During a parlour game based around the opening sequence of The Spy Who Loved Me, a despairing Alan Partridge berated his guests for "getting Bond wrong".
Many long-suffering fans of the series would concur with the Norwich DJ that makers of the world's most successful movie franchise have being "getting Bond wrong" for years.
From the cheap response to Star Wars that was Moonraker to the final ignominy - the invisible Aston Martin - that rendered Die Another Day a laughing stock, it seemed an act of kindness to revoke the licence to kill.
Four years on from that lumbering oaf of a movie comes a newly-minted 007 in the buffed form of Daniel Craig, a rarity in the role - a Bond who can actually act.
In a world where Paul Greengrass's superb brace of Bournes made the recent superspy outings seem like bloated dinosaurs trapped in the Cold War, Craig was to have his work cut out.
It didn't help that the producers called on Martin Campbell to direct - an able enough action-meister (GoldenEye was a promising Bond debut for Pierce Brosnan) but one sorely lacking skills when it comes to drawing out the emotional grit so essential to the character.
Thankfully, Craig - taking Bond right back to the halcyon days of Sean Connery - seizes the mantle just seconds into the movie as he despatched a double-agent with a cold efficiency followed by a sardonic quip. We're back in business!
The chief adversary here is Le Chiffre (Mikkelsen), a global banker to the world's terrorists who boasts a Hitler-lick of hair and a tear duct that weeps blood.
Facing Bond over the baize in Montenegro's Casino Royale, the stakes in the pair's game of Texas Hold 'Em are far higher away from the tables.
Providing Bond's love interest is Eva Green who plays Vesper Lynd, a treasury accountant whose attraction to 007 is based on prickly mutual admiration.
(The scene where they size one another up on a train is more erotically charged than all of safari-suited Roger Moore's bimbo tumbles put together).

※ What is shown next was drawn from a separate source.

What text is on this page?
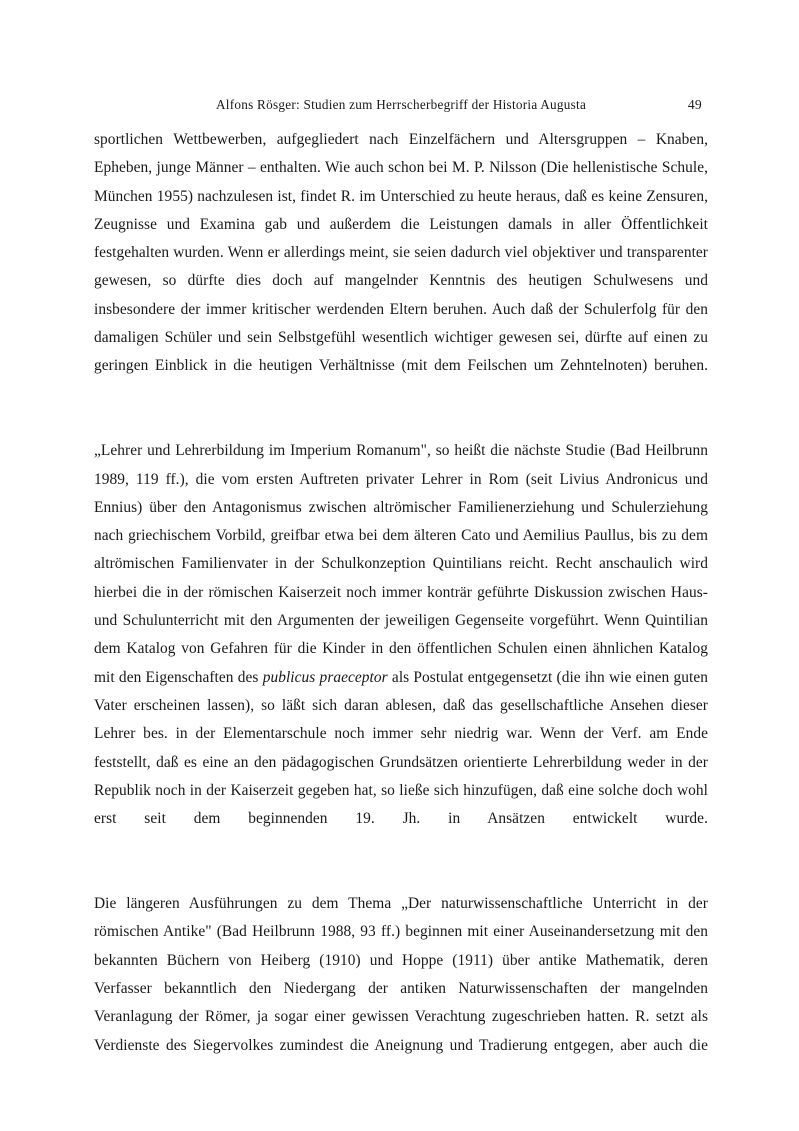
Alfons Rösger: Studien zum Herrscherbegriff der Historia Augusta	49

sportlichen Wettbewerben, aufgegliedert nach Einzelfächern und Altersgruppen – Knaben, Epheben, junge Männer – enthalten. Wie auch schon bei M. P. Nilsson (Die hellenistische Schule, München 1955) nachzulesen ist, findet R. im Unterschied zu heute heraus, daß es keine Zensuren, Zeugnisse und Examina gab und außerdem die Leistungen damals in aller Öffentlichkeit festgehalten wurden. Wenn er allerdings meint, sie seien dadurch viel objektiver und transparenter gewesen, so dürfte dies doch auf mangelnder Kenntnis des heutigen Schulwesens und insbesondere der immer kritischer werdenden Eltern beruhen. Auch daß der Schulerfolg für den damaligen Schüler und sein Selbstgefühl wesentlich wichtiger gewesen sei, dürfte auf einen zu geringen Einblick in die heutigen Verhältnisse (mit dem Feilschen um Zehntelnoten) beruhen.

„Lehrer und Lehrerbildung im Imperium Romanum", so heißt die nächste Studie (Bad Heilbrunn 1989, 119 ff.), die vom ersten Auftreten privater Lehrer in Rom (seit Livius Andronicus und Ennius) über den Antagonismus zwischen altrömischer Familienerziehung und Schulerziehung nach griechischem Vorbild, greifbar etwa bei dem älteren Cato und Aemilius Paullus, bis zu dem altrömischen Familienvater in der Schulkonzeption Quintilians reicht. Recht anschaulich wird hierbei die in der römischen Kaiserzeit noch immer konträr geführte Diskussion zwischen Haus- und Schulunterricht mit den Argumenten der jeweiligen Gegenseite vorgeführt. Wenn Quintilian dem Katalog von Gefahren für die Kinder in den öffentlichen Schulen einen ähnlichen Katalog mit den Eigenschaften des publicus praeceptor als Postulat entgegensetzt (die ihn wie einen guten Vater erscheinen lassen), so läßt sich daran ablesen, daß das gesellschaftliche Ansehen dieser Lehrer bes. in der Elementarschule noch immer sehr niedrig war. Wenn der Verf. am Ende feststellt, daß es eine an den pädagogischen Grundsätzen orientierte Lehrerbildung weder in der Republik noch in der Kaiserzeit gegeben hat, so ließe sich hinzufügen, daß eine solche doch wohl erst seit dem beginnenden 19. Jh. in Ansätzen entwickelt wurde.

Die längeren Ausführungen zu dem Thema „Der naturwissenschaftliche Unterricht in der römischen Antike" (Bad Heilbrunn 1988, 93 ff.) beginnen mit einer Auseinandersetzung mit den bekannten Büchern von Heiberg (1910) und Hoppe (1911) über antike Mathematik, deren Verfasser bekanntlich den Niedergang der antiken Naturwissenschaften der mangelnden Veranlagung der Römer, ja sogar einer gewissen Verachtung zugeschrieben hatten. R. setzt als Verdienste des Siegervolkes zumindest die Aneignung und Tradierung entgegen, aber auch die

Stripped of gadgets, the film is also gently mocking of its cliched past: When a barman asks Bond if he wants his vodka-martini shaken or stirred, Craig icily replies: "Do I look like I give a damn?"
The film may have its faults. It's too long at 144 minutes and the narrative sags in the middle. However, it bode well for the future thanks to Craig's refreshing reinvention of the role.
And not an invisible Aston Martin in, erm, sight.